Вчера я получил письмо от брата Анатолия. Он теперь уже в Петербурге. В Каменке он провел пять дней. Он наконец выпроводил мою жену из Каменки. Слава богу, у меня гора с плеч свалилась. Она изъявила желание идти в сестры милосердия. Сестра, зять и Толя очень обрадовались этому. Они не без основания предположили, что она влюбится там в кого-нибудь, захочет выйти замуж и потребует развода. Это было бы всего лучше для меня. Но желание это осталось только в течение нескольких дней. Брат начал было хлопотать, но она объявила ему (в Москве, где он провел дней пять), что более не хочет быть сестрой милосердия. Она живет теперь в Москве. Дальнейшие ее планы мне неизвестны, но я молю бога, чтобы она к будущему учебному году выбрала другую резиденцию. Встречаться с ней будет очень неловко и щекотливо.

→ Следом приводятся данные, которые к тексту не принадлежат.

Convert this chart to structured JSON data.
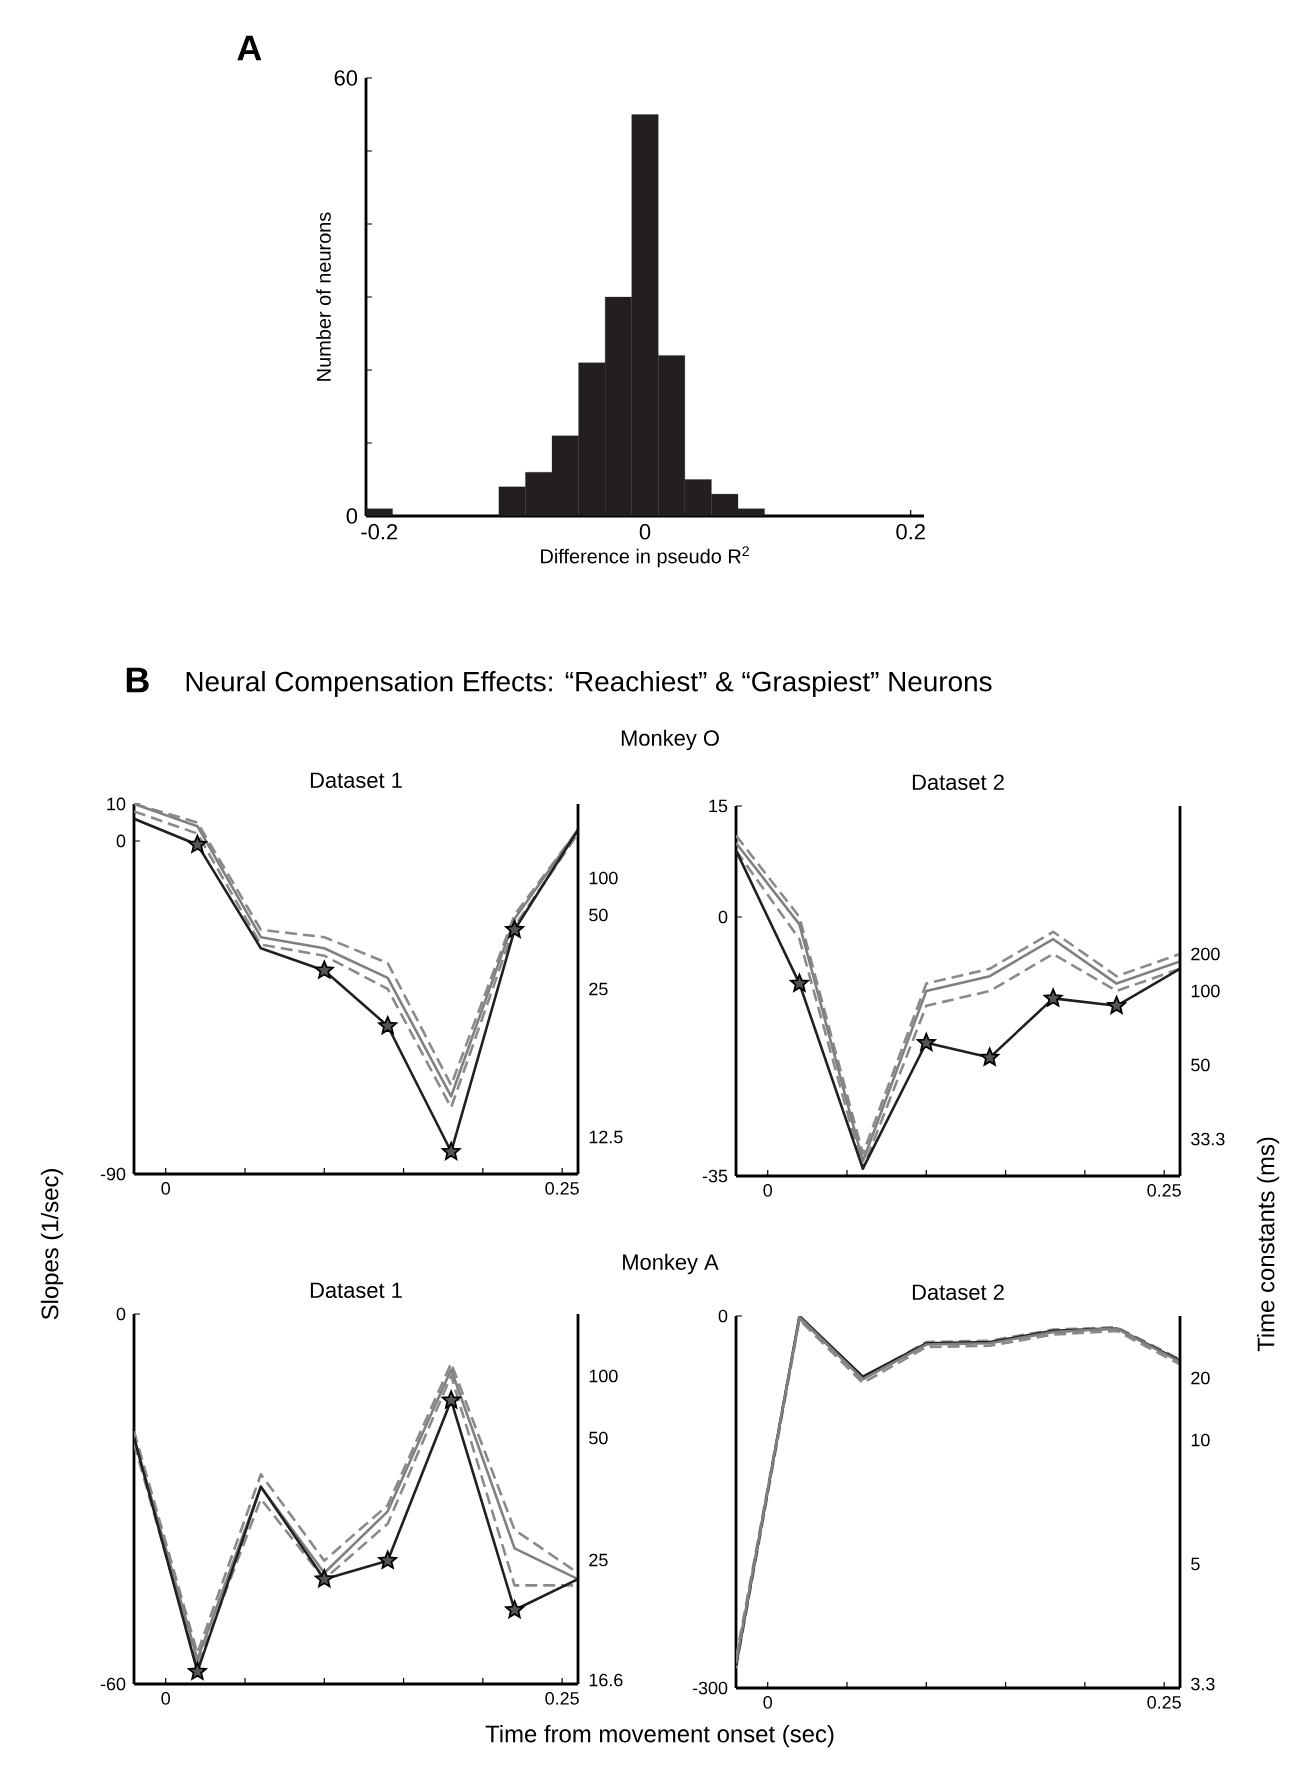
{
  "chart_data": [
    {
      "type": "histogram",
      "annotations": [
        "A"
      ],
      "xlabel": "Difference in pseudo R$^{2}$",
      "ylabel": "Number of neurons",
      "color": "#231f20",
      "bins": [
        -0.21,
        -0.19,
        -0.17,
        -0.15,
        -0.13,
        -0.11,
        -0.09,
        -0.07,
        -0.05,
        -0.03,
        -0.01,
        0.01,
        0.03,
        0.05,
        0.07,
        0.09,
        0.11,
        0.13,
        0.15,
        0.17,
        0.19,
        0.21
      ],
      "values": [
        1,
        0,
        0,
        0,
        0,
        4,
        6,
        11,
        21,
        30,
        55,
        22,
        5,
        3,
        1,
        0,
        0,
        0,
        0,
        0,
        0
      ],
      "xlim": [
        -0.21,
        0.21
      ],
      "xticks": [
        -0.2,
        0,
        0.2
      ],
      "ylim": [
        0,
        60
      ],
      "yticks": [
        0,
        {
          "value": 10,
          "label": null
        },
        {
          "value": 20,
          "label": null
        },
        {
          "value": 30,
          "label": null
        },
        {
          "value": 40,
          "label": null
        },
        {
          "value": 50,
          "label": null
        },
        60
      ]
    },
    {
      "type": "line",
      "title": "Dataset 1",
      "annotations": [
        "B",
        "Neural Compensation Effects: “Reachiest” & “Graspiest” Neurons",
        "Monkey O",
        "100",
        "50",
        "25",
        "12.5"
      ],
      "ylabel": "Slopes (1/sec)",
      "x": [
        -0.02,
        0.02,
        0.06,
        0.1,
        0.14,
        0.18,
        0.22,
        0.26
      ],
      "series": [
        {
          "color": "#8a8a8a",
          "line_style": "dashed",
          "values": [
            10,
            5,
            -24,
            -26,
            -33,
            -66,
            -20,
            3
          ]
        },
        {
          "color": "#8a8a8a",
          "line_style": "dashed",
          "values": [
            8,
            2,
            -28,
            -31,
            -40,
            -72,
            -23,
            2
          ]
        },
        {
          "color": "#808080",
          "values": [
            10,
            4,
            -26,
            -29,
            -37,
            -69,
            -21,
            3
          ]
        },
        {
          "color": "#231f20",
          "values": [
            6,
            -1,
            -29,
            -35,
            -50,
            -84,
            -24,
            3
          ]
        },
        {
          "type": "scatter",
          "marker": "star",
          "color": "#555555",
          "x": [
            0.02,
            0.1,
            0.14,
            0.18,
            0.22
          ],
          "values": [
            -1,
            -35,
            -50,
            -84,
            -24
          ]
        }
      ],
      "xlim": [
        -0.02,
        0.26
      ],
      "xticks": [
        0,
        {
          "value": 0.05,
          "label": null
        },
        {
          "value": 0.1,
          "label": null
        },
        {
          "value": 0.15,
          "label": null
        },
        {
          "value": 0.2,
          "label": null
        },
        0.25
      ],
      "ylim": [
        -90,
        10
      ],
      "yticks": [
        -90,
        0,
        10
      ]
    },
    {
      "type": "line",
      "title": "Dataset 2",
      "y2label": "Time constants (ms)",
      "annotations": [
        "200",
        "100",
        "50",
        "33.3"
      ],
      "x": [
        -0.02,
        0.02,
        0.06,
        0.1,
        0.14,
        0.18,
        0.22,
        0.26
      ],
      "series": [
        {
          "color": "#8a8a8a",
          "line_style": "dashed",
          "values": [
            11,
            0,
            -32,
            -9,
            -7,
            -2,
            -8,
            -5
          ]
        },
        {
          "color": "#8a8a8a",
          "line_style": "dashed",
          "values": [
            9,
            -3,
            -34,
            -12,
            -10,
            -5,
            -10,
            -7
          ]
        },
        {
          "color": "#808080",
          "values": [
            10,
            -1,
            -33,
            -10,
            -8,
            -3,
            -9,
            -6
          ]
        },
        {
          "color": "#231f20",
          "values": [
            9,
            -9,
            -34,
            -17,
            -19,
            -11,
            -12,
            -7
          ]
        },
        {
          "type": "scatter",
          "marker": "star",
          "color": "#555555",
          "x": [
            0.02,
            0.1,
            0.14,
            0.18,
            0.22
          ],
          "values": [
            -9,
            -17,
            -19,
            -11,
            -12
          ]
        }
      ],
      "xlim": [
        -0.02,
        0.26
      ],
      "xticks": [
        0,
        {
          "value": 0.05,
          "label": null
        },
        {
          "value": 0.1,
          "label": null
        },
        {
          "value": 0.15,
          "label": null
        },
        {
          "value": 0.2,
          "label": null
        },
        0.25
      ],
      "ylim": [
        -35,
        15
      ],
      "yticks": [
        -35,
        0,
        15
      ]
    },
    {
      "type": "line",
      "title": "Dataset 1",
      "annotations": [
        "Monkey A",
        "100",
        "50",
        "25",
        "16.6"
      ],
      "xlabel": "Time from movement onset (sec)",
      "x": [
        -0.02,
        0.02,
        0.06,
        0.1,
        0.14,
        0.18,
        0.22,
        0.26
      ],
      "series": [
        {
          "color": "#8a8a8a",
          "line_style": "dashed",
          "values": [
            -19,
            -55,
            -26,
            -40,
            -31,
            -8,
            -35,
            -42
          ]
        },
        {
          "color": "#8a8a8a",
          "line_style": "dashed",
          "values": [
            -21,
            -57,
            -30,
            -43,
            -34,
            -10,
            -44,
            -44
          ]
        },
        {
          "color": "#808080",
          "values": [
            -20,
            -56,
            -28,
            -42,
            -32,
            -9,
            -38,
            -43
          ]
        },
        {
          "color": "#231f20",
          "values": [
            -20,
            -58,
            -28,
            -43,
            -40,
            -14,
            -48,
            -43
          ]
        },
        {
          "type": "scatter",
          "marker": "star",
          "color": "#555555",
          "x": [
            0.02,
            0.1,
            0.14,
            0.18,
            0.22
          ],
          "values": [
            -58,
            -43,
            -40,
            -14,
            -48
          ]
        }
      ],
      "xlim": [
        -0.02,
        0.26
      ],
      "xticks": [
        0,
        {
          "value": 0.05,
          "label": null
        },
        {
          "value": 0.1,
          "label": null
        },
        {
          "value": 0.15,
          "label": null
        },
        {
          "value": 0.2,
          "label": null
        },
        0.25
      ],
      "ylim": [
        -60,
        0
      ],
      "yticks": [
        -60,
        0
      ]
    },
    {
      "type": "line",
      "title": "Dataset 2",
      "annotations": [
        "20",
        "10",
        "5",
        "3.3"
      ],
      "x": [
        -0.02,
        0.02,
        0.06,
        0.1,
        0.14,
        0.18,
        0.22,
        0.26
      ],
      "series": [
        {
          "color": "#8a8a8a",
          "line_style": "dashed",
          "values": [
            -276,
            -2,
            -50,
            -21,
            -20,
            -11,
            -9,
            -35
          ]
        },
        {
          "color": "#8a8a8a",
          "line_style": "dashed",
          "values": [
            -284,
            -3,
            -54,
            -25,
            -24,
            -15,
            -12,
            -39
          ]
        },
        {
          "color": "#231f20",
          "values": [
            -282,
            0,
            -49,
            -22,
            -21,
            -12,
            -10,
            -36
          ]
        },
        {
          "color": "#808080",
          "values": [
            -280,
            -1,
            -51,
            -23,
            -22,
            -13,
            -10,
            -37
          ]
        }
      ],
      "xlim": [
        -0.02,
        0.26
      ],
      "xticks": [
        0,
        {
          "value": 0.05,
          "label": null
        },
        {
          "value": 0.1,
          "label": null
        },
        {
          "value": 0.15,
          "label": null
        },
        {
          "value": 0.2,
          "label": null
        },
        0.25
      ],
      "ylim": [
        -300,
        0
      ],
      "yticks": [
        -300,
        0
      ]
    }
  ]
}
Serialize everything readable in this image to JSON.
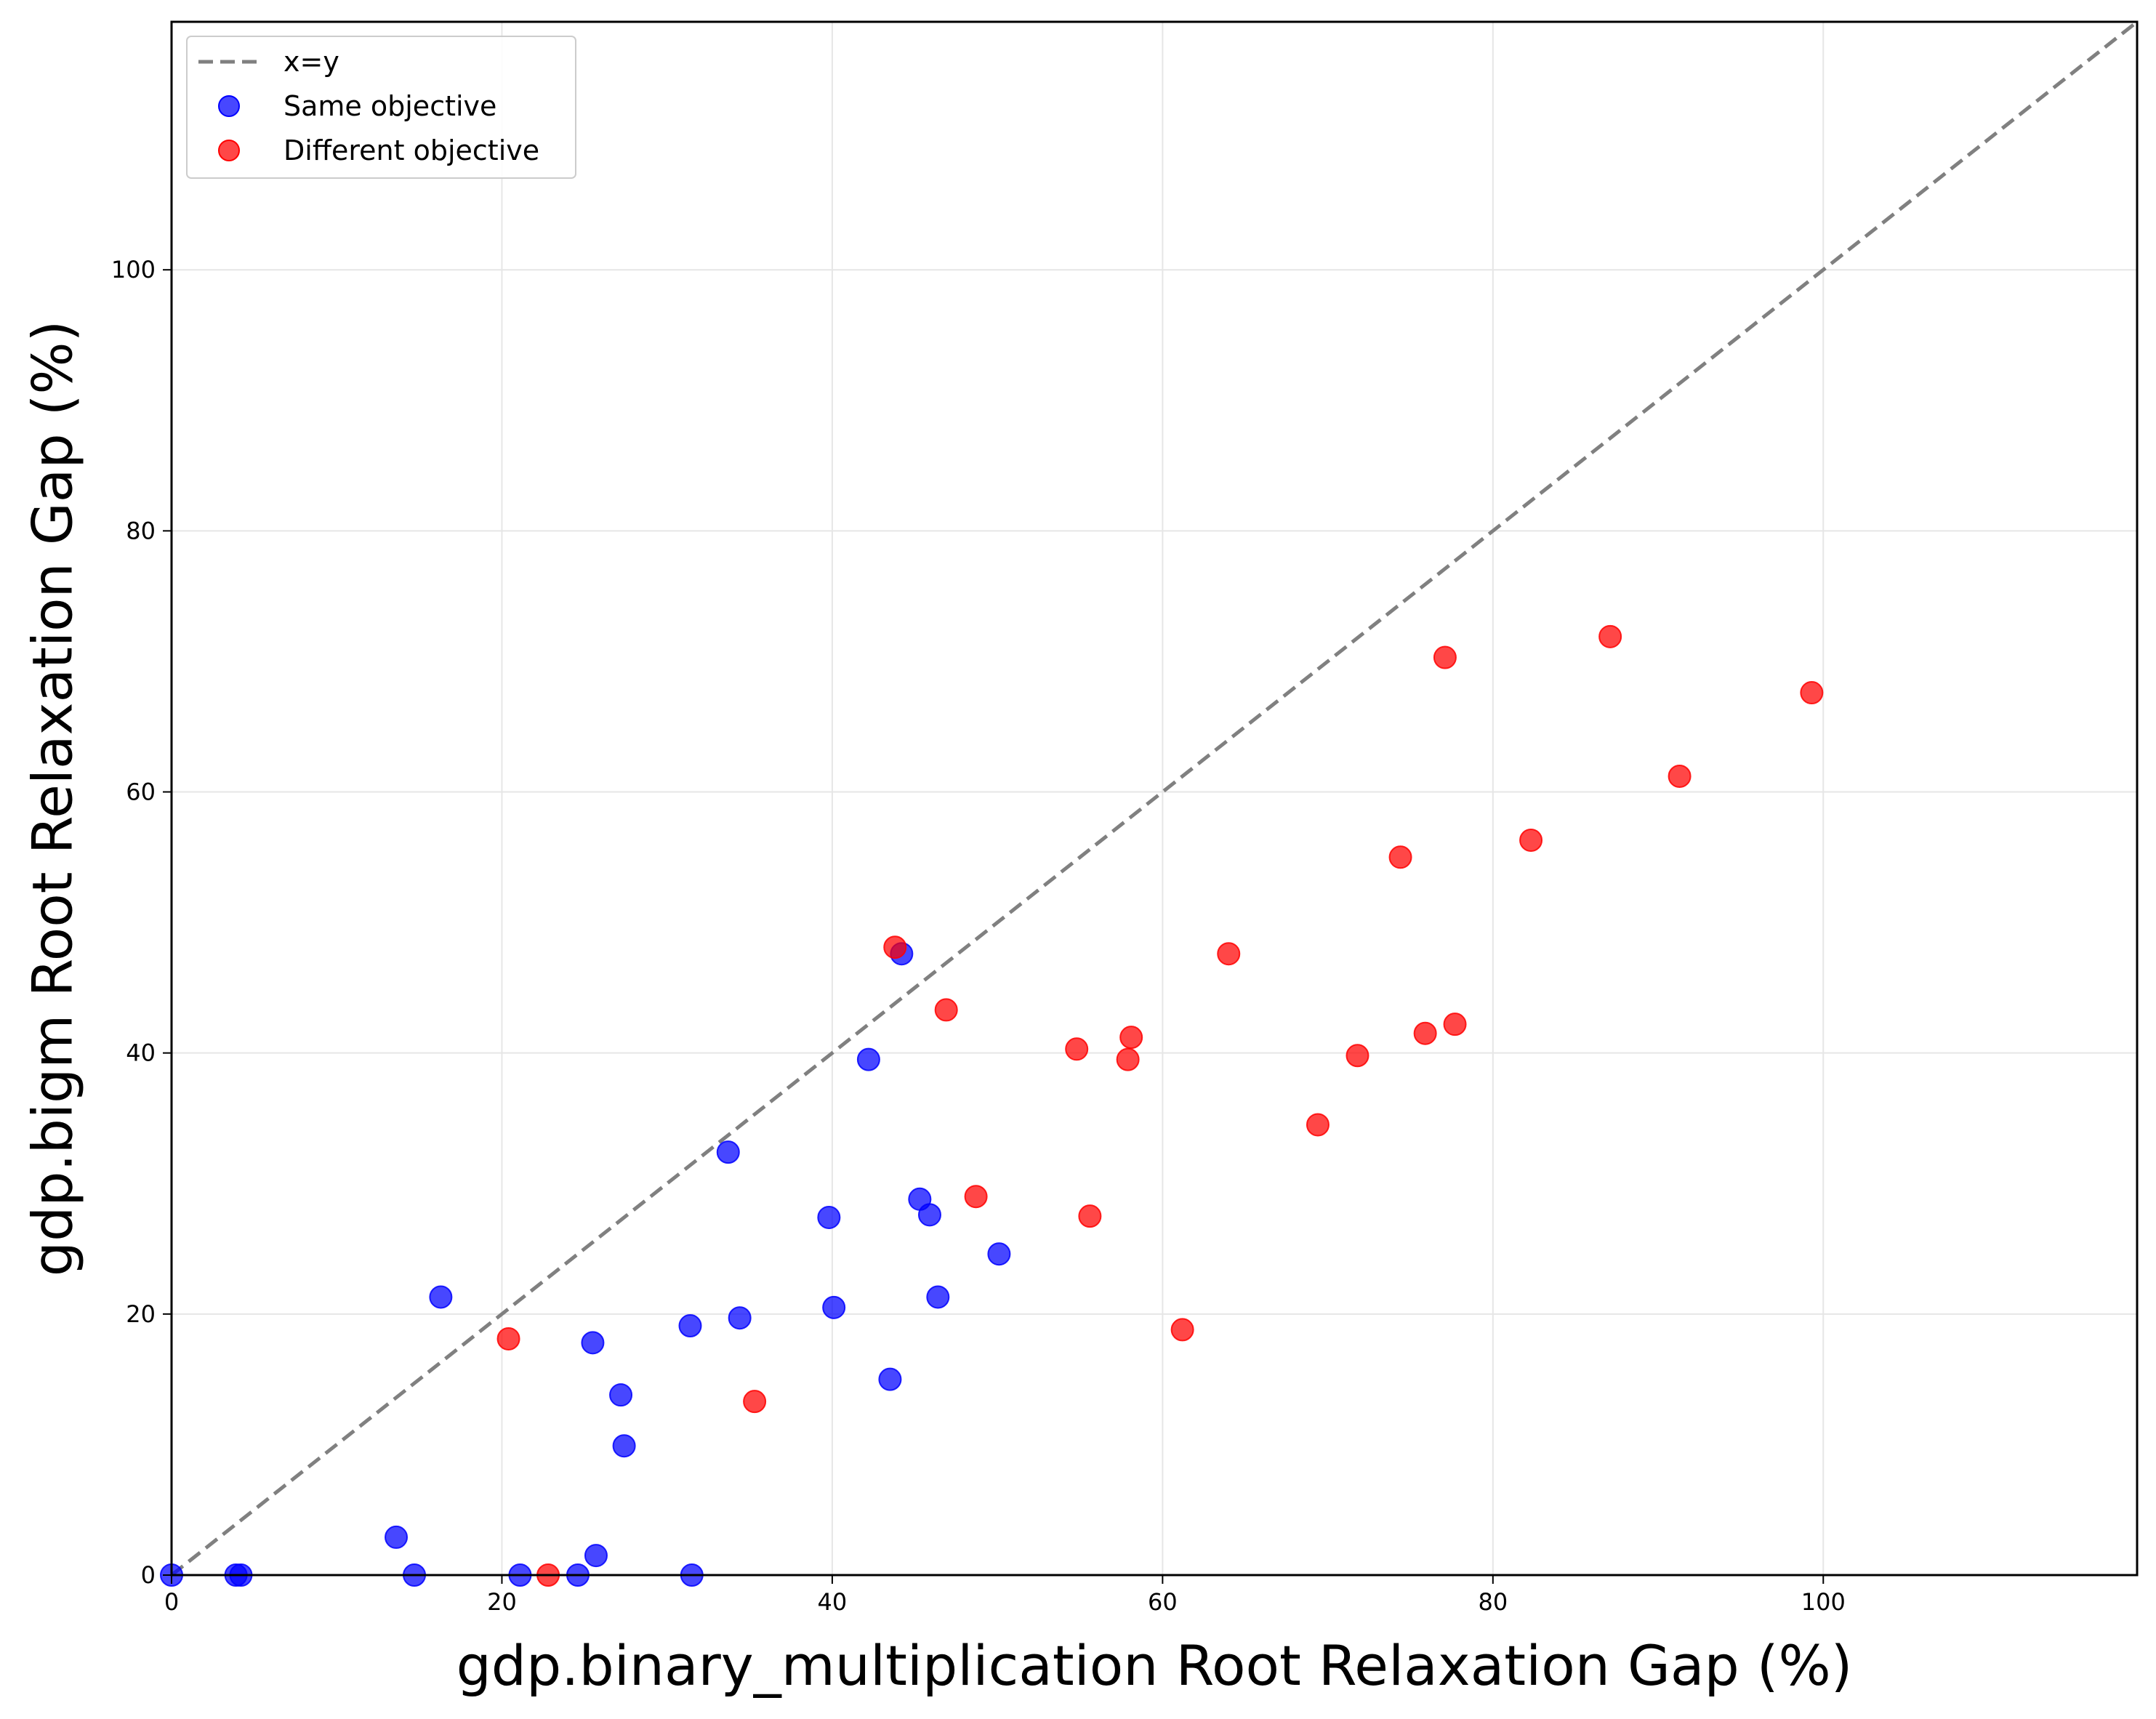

Симфония будет вполне готова через неделю и тотчас же отправлена в Москву. Рубинштейн дал мне слово исполнить ее в этом же сезоне, вероятно, в последнем концерте.

Надежда Филаретовна, странное дело: я до сих пор совершенно равнодушен к красотам Сан-Ремо. Я никуда не хожу, кроме набережной. Я не предпринял ни одной большой прогулки, как бывало в Кларенсе с Толей. Вообще, из всех моих скитаний нынешнего года я сохранил наиболее приятное воспоминание о Clarens. Перед отъездом в Россию непременно побываю там.

Письмо Фензи не лишено остроумия, искренности. Но мне одно не нравится. Чтобы быть последовательным, такой ярый и исключительный итальянец должен был бы ненавидеть Бетховена, именно Бетховена, потому что никто так не глумился над вокальными требованиями, как именно Бетховен, который не поцеремонился заставить сопрано в хоре, во второй мессе, петь фугу, в которой тема начинается так, и т. д. Бетховен – авторитет, и потому итальянцы не смеют и его смешивать, с грязью. Ничего не может быть более ложного и неверного, как то, что Бетховен умел писать для голосов и в этом смысле принадлежит, по выражению Фензи, к итальянской школе. Нет, именно Бетховен употреблял голоса как инструменты, и его-то г. Фензи и должен был бы особенно ненавидеть; Он также весьма неверно причисляет Шумана к своим любимым композиторам. Он или не знает Шумана или ошибается. Именно Шуман есть тот романсный композитор, который требует первостепенного пианиста. Но Шуман опять-таки – установившийся авторитет, и итальянцы считают долгом причислять его к счастливым исключениям. Тем не менее, письмо Фензи мне очень понравилось. Оно честно и искренно.

Прощайте, дорогая Надежда Филаретовна. Пожалуйста, передайте мое глубочайшее уважение г-же Милочке и скажите “и, что я глубоко польщен ее вниманием. Целую у ней ручку и прошу продолжать ее лестное благоволение ко мне. А должно быть, прелестная особа эта Милочка! До свиданья.